Inquinamento cinese raggiunge Usa

31 Luglio 2006

PECHINO: Sulla cima di una montagna di fronte all’Oceano Pacifico, Steven Cliff raccoglie prove di una rivoluzione industriale che sta avvenendo a migliaia di km di distanza.

Le minuscole particelle che Cliff raccoglie preso un centro di monitoraggio dell’aria a nord di San Francisco trasportati oltre l’oceano dalle centrali alimentate a carbone e dalle tempeste di sabbia dalla Cina e altri paesi asiatici.

I ricercatori sostengono che l’impatto ambientale dell’irrefrenabile crescita economica della Cina viene percepita persino oltre i suoi confini. Temono inoltre che se la Cina arrivasse a consumare più carburante, per sostenere la sua economia, anche gli Usa potrebbero assistere ad un aumento dell’inquinamento trans-pacifico che potrebbe influenzare la salute umana, peggiorare la qualità dell’aria ed alterare gli equilibri climatici.

Circa 1/3 dell’inquinamento asiatico è costituito da sabbia, in aumento a causa della siccità e della deforestazione – spiega Cliff – il resto è solfuro e tracce di metalli derivanti dal consumo di carbone, diesel e altri carburanti.

La maggior parte dell’inquinamento nelle città cinesi è prodotto localmente, ma ciò potrebbe cambiare se i cittadini in Cina, India e altre nazioni in via di sviluppo scegliessero di adottare dei modelli di consumo stile americano, sostengono i ricercatori. L’Agenzia per la Protezione Ambientale americana stima che alcuni giorni quasi il 25% delle sostanze inquinanti dei cieli sopra Los Angeles proviene dalla Cina.

I problemi ambientali cinesi sono gravi e stanno peggiorando. La Banca Mondiale stima che il 16% delle 20 città più inquinate si trovano in Cina e l’inquinamento aereo è la causa di 400mila morti premature ogni anno. Le centrali alimentate a carbone forniscono 2/3 dell’energia cinese e sono la maggiore fonte inquinante in Cina. Già il maggiore produttrice e consumatore di carbone, il Colosso asiatico costruisce un nuovo impianto a carbone ogni settimana.

Nel frattempo, stanno aumentando anche le auto private (+10% ogni anno), contribuendo alle emissioni di diossido di carbone e altri gas effetto serra.

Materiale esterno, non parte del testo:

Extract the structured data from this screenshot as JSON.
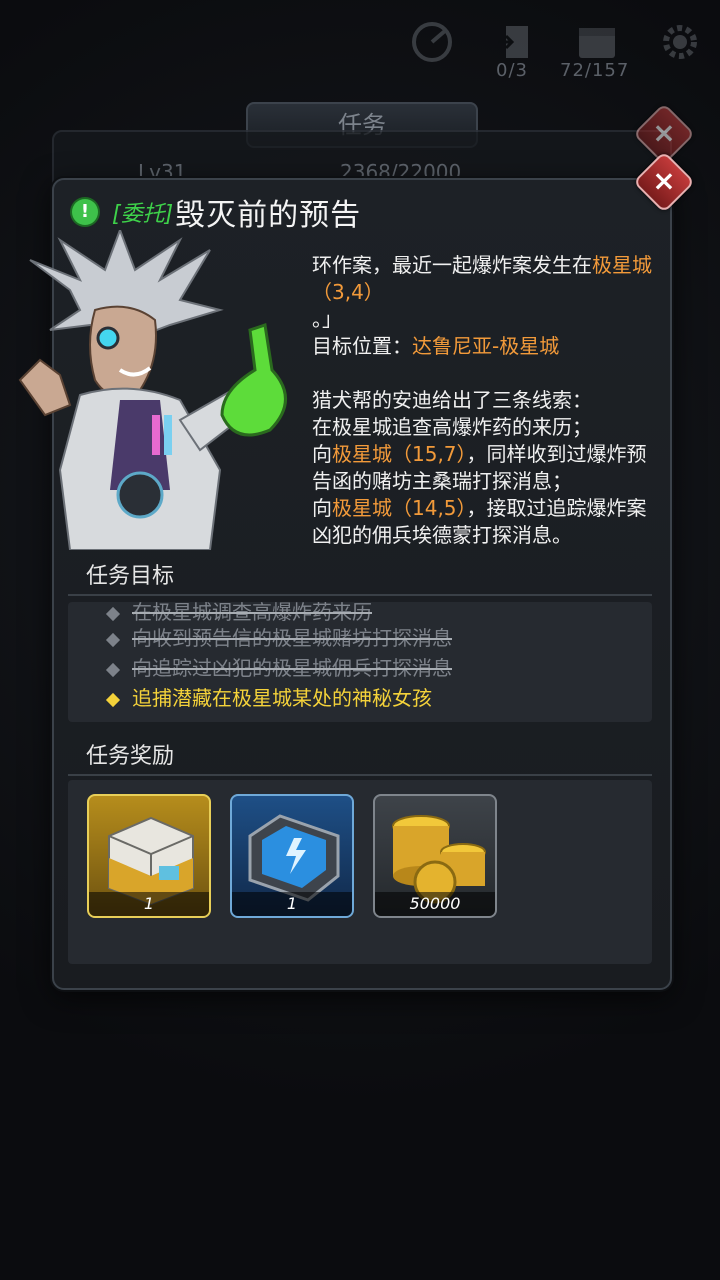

Continuando di questo passo, la Cina supererà gli Usa come il maggior paese produttore di gas effetto serra nei prossimi dieci anni, sostiene Barbara Finamore, a capo del Programma Energetico per una Cina pulita presso il Consiglio per la Difesa delle risorse naturali.

Pechino progetta di spendere 162 miliardi di dollari in piani di cura ambientale nei prossimi 5 anni, ma il tasso di inquinamento è altissimo.

La Cina inquina regolarmente anche l’aria della vicina Corea del Sud e Giappone.

Le sfide ecologiche della Cina sono impressionanti, ma il Paese si sta muovendo per ridurre uso energetico ed inquinamento aereo. Pechino stessa ha piani ambiziosi per aumentare efficienza energetica, usando fonti di energie rinnovabile quali quella eolica e solare.